なおタナを深くするためにウキ止めを伸ばすと、だいたい3回目ぐらいにはウキ止めの結束力が落ちるので留意してください。結束が緩んでいる時はウキ止めを交換します。
ハリスの交換
アタリがない時はハリスを細くします(例、1.75から1.5号ハリス)。途端に釣れ始める場合もあります。
ただし、マヅメの時間帯は大物が掛かる可能性があるので、サイズダウンは控え目にしましょう。特に夕マヅメは大物の確率が高まるので、それまで釣れていなくともハリスのサイズアップ(例、2から5号ハリス)を機械的に行います。

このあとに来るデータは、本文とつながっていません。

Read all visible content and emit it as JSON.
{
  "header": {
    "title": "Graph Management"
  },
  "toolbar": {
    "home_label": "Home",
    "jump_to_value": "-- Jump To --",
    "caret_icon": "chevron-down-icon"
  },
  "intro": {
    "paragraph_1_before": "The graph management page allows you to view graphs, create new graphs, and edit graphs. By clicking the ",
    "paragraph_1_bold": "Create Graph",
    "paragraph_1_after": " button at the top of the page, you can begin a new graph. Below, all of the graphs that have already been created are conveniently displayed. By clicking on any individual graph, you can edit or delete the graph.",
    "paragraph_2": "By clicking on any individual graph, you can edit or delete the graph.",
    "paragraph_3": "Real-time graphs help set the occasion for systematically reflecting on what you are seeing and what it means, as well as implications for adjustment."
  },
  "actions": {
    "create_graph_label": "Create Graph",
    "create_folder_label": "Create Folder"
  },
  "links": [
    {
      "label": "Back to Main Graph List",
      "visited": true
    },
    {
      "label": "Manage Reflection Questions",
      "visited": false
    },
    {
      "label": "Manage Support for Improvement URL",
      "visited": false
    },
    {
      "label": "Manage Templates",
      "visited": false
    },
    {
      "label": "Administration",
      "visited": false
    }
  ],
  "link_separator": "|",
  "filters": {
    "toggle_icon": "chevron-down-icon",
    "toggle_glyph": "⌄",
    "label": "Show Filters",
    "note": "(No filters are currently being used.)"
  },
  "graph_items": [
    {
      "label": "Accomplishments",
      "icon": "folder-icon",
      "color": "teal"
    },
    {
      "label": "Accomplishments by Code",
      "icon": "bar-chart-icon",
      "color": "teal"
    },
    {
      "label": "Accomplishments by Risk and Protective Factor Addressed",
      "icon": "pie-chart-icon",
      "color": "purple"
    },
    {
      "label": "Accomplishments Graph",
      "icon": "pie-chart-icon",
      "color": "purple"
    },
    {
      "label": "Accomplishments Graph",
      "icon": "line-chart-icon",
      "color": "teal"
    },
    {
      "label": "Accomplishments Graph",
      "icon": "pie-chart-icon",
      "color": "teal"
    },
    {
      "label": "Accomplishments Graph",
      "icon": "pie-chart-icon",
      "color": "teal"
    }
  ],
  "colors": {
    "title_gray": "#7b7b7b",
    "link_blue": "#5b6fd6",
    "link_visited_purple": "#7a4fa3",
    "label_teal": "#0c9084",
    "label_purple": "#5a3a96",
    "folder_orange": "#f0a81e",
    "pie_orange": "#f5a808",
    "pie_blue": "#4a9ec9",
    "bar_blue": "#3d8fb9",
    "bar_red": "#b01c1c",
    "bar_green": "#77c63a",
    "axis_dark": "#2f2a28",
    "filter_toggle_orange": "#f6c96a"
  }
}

なお、ハリも場合によってはかえますが、最初のころは同じハリでいいと思います。グレバリの5から7号が基本になります。
立ち位置をかえる
時間の推移と共に潮の流れや風向き、また潮の上がり下がりもあるので、回りをよく見ながら立ち位置も考えましょう。事前に立ち位置の腹案を持っていると移動も楽になります。特に潮が満ちてくる際は、足場が濡れてくるので安全上も早めに移動しましょう。
ウキの交換
ウキの交換は最初にMの3Bぐらいから開始していれば、特に変更の必要性はありません。余ほど遠投すればLの1号前後のウキの必要性も考えます。重要なのはウキから下の仕掛けです。色は日中はオレンジでやや暗くなっきたらイェローがいいといわれています。私はあまり気にしません。
もちろん夜釣りになれば、電気ウキにします。
5、エサ取り対策
次にエサ取り対策に関する要素を紹介します。
まきエサで分断
まきエサを別々の場所にまき、エサ取りを本命のポイントから離す手法は、最もオーソドックスなエサ取対策でしょう。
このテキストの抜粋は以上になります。